---
title: "DJ Mode: Genre Colour Themes - DMXDesktop"
lang: en
source: /knowledgebase/dj-genre-colours
---

# DJ Mode: Genre Colour Themes

New in v1.0.51

In DJ Mode you can map your colour themes to music genres, so the colours are predictable and on-brand for every style you play. Load a track and DMXDesktop reads its genre, then the show builder only uses the themes you picked for that genre.

## Themes vs. genre colours

Your colour themes are the shared palette library used by effects everywhere. The DJ Mode **Colors** tab is different: it doesn't create colours, it *maps* those themes onto genres — so House might lean blue and purple while Drum & Bass goes green, automatically, as tracks change.

## The Colors tab

Open **DJ Mode** and select the **Colors** tab. You'll see a card for each genre family, each showing the colours it will use. A card marked *Using defaults* hasn't been customised yet. Use **How genres map to colours** to see the genre lookup, or **Reset all to defaults** to start fresh.

## Choosing themes for a genre

Click a genre card to choose which themes it may use. Tick the themes you want and the card updates to show your selection. For multi-colour themes you can pick how they render: **Blend** for a smooth wash that fades between the colours, or **Solid** for distinct stepped colours. Single-colour themes are marked *Single* and always show their one colour. Click **Reset to default** on a genre to undo your changes.

## How genres map to colours

Each track's file genre is matched to one of 13 genre families (Electronic, Rock, Hip Hop, Pop, Funk / Soul, Jazz, Latin, Reggae, Blues, Classical, Folk World & Country, Stage & Screen and Non-Music). The **How genres map to colours** screen shows the keywords and subgenres each family catches. Type any genre tag into the tester — for example *Drum & Bass* or *R&B* — and it tells you which family it lands on and the colours it will play. Tracks whose genre matches nothing fall to the **Unmatched tracks** card, so you can control their colours too.

## Genre badges on your tracks

Your tracks now carry a colour-coded genre badge, so you can see at a glance what each one will play. Badges appear as you browse, and you can right-click a badge to re-scan that track's genre tag if you've just edited it.

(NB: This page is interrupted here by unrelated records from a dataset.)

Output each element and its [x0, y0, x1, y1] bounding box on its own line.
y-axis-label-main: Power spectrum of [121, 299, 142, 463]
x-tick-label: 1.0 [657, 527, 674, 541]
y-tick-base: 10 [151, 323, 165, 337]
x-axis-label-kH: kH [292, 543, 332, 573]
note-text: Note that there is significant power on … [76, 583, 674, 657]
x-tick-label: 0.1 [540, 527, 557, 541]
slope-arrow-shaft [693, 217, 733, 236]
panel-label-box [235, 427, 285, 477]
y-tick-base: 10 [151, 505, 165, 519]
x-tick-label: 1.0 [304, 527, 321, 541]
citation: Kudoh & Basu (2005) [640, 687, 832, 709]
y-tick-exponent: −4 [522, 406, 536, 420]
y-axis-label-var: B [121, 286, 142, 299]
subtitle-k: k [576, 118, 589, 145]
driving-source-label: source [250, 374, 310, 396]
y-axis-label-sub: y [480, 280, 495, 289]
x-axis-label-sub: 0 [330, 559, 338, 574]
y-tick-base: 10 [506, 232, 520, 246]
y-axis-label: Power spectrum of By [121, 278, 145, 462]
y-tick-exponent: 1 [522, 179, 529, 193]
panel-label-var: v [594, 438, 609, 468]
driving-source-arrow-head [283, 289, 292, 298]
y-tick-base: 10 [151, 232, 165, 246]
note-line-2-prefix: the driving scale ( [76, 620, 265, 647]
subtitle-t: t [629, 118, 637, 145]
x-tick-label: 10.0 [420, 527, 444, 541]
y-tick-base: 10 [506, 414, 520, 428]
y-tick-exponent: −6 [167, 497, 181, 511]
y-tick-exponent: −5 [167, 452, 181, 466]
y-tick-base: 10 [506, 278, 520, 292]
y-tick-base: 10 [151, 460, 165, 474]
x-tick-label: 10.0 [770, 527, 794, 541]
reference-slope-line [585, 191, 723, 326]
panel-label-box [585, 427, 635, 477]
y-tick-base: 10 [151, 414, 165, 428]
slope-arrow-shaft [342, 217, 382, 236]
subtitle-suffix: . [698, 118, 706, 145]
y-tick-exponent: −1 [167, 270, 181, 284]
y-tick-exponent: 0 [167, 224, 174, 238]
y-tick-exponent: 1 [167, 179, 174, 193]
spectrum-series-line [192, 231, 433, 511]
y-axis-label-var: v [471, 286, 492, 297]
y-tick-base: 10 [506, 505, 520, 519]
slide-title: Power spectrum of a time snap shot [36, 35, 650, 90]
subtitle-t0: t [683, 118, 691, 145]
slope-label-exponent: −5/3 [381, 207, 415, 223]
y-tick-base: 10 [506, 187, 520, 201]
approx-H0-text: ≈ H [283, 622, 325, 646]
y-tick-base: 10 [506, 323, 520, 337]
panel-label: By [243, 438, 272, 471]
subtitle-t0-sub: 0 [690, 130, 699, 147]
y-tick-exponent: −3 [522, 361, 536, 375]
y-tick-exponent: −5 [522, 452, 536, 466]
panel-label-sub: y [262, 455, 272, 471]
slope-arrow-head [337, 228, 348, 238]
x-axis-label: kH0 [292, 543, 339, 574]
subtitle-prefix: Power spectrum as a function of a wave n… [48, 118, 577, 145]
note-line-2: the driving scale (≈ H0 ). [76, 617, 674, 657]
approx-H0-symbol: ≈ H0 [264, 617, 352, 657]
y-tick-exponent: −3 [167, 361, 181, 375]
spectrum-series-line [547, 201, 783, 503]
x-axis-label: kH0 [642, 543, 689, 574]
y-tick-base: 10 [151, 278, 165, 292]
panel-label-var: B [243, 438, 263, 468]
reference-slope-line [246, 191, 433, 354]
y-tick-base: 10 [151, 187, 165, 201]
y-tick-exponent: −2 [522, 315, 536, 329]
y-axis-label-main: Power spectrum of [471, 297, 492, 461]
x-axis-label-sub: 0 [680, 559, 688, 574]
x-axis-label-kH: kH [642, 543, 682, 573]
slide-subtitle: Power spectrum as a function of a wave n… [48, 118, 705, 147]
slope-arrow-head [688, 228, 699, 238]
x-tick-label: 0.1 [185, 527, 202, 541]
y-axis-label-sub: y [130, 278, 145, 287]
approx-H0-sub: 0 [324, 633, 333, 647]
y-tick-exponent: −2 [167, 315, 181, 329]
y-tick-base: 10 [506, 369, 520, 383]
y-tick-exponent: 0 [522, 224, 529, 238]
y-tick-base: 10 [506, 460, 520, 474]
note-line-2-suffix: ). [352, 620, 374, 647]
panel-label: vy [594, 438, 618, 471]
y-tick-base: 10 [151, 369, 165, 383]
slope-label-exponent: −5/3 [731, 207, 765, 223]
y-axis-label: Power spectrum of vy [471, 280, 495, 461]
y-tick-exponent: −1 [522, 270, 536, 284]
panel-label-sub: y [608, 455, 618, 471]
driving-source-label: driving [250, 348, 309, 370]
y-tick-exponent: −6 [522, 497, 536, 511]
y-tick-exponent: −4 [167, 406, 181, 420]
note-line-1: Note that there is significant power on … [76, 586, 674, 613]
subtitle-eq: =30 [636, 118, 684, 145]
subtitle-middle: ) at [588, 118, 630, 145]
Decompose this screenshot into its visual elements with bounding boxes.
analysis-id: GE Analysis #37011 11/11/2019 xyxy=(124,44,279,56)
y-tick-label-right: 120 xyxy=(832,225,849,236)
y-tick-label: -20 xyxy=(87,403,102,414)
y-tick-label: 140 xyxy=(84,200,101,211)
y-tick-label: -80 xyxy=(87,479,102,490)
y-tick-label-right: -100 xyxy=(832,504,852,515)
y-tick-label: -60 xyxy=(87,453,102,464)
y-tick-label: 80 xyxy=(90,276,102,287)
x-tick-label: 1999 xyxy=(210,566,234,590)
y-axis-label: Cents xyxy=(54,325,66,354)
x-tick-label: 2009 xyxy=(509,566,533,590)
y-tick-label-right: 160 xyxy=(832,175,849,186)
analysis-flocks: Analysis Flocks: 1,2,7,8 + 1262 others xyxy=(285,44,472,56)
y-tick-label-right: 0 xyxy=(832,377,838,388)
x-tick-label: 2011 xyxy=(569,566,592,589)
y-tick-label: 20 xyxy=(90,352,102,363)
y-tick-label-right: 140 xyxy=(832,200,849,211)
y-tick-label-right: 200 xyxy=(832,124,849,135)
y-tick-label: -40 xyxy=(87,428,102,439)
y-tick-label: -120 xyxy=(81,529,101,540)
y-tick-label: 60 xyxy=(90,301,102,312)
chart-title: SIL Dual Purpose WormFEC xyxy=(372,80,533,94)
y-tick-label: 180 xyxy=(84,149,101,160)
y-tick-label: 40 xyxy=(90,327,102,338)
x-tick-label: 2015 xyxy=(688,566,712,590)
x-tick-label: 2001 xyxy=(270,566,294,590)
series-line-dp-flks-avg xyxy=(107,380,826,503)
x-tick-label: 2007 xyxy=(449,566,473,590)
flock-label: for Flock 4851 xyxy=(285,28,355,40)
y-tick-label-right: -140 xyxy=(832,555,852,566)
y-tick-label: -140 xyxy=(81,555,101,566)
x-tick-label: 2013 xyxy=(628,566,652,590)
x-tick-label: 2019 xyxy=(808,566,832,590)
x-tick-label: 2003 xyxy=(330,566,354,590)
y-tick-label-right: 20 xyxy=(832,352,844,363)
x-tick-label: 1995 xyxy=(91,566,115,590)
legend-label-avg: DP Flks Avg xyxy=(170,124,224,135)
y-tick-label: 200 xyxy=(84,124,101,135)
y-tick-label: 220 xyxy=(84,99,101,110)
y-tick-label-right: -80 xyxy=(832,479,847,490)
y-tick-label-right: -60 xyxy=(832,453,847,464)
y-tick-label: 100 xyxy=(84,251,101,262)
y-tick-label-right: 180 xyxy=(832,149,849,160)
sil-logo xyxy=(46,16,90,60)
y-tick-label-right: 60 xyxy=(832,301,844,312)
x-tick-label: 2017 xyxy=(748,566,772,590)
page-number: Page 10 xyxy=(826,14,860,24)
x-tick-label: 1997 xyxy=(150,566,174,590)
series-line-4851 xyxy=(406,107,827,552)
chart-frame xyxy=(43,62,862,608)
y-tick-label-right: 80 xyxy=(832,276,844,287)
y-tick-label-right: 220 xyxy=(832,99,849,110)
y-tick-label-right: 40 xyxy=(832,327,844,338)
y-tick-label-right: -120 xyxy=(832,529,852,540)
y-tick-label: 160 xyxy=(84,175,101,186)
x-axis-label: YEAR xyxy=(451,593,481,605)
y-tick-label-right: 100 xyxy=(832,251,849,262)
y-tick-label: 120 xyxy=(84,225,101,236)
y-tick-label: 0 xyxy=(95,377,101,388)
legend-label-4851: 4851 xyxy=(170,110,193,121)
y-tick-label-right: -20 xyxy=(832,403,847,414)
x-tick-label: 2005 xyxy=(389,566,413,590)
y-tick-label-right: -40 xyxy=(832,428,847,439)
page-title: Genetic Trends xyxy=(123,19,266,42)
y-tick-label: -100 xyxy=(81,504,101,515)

## Sharper colour on real fixtures

Colours now sit better on real-world fixtures. Colour-wheel fixtures snap to the nearest matching slot for the chosen colour, single-colour genres stay true instead of drifting on loud beats, and dedicated Amber or UV emitters only fire when the colour genuinely calls for them — no accidental rainbows or white-outs.

## When the colours play

Once it's set up, it's automatic: load a track, its genre is detected, and the show builder builds the lighting from that genre's enabled themes in the blend or solid style you chose. The same colours feed your Magic Cues and automatic shows.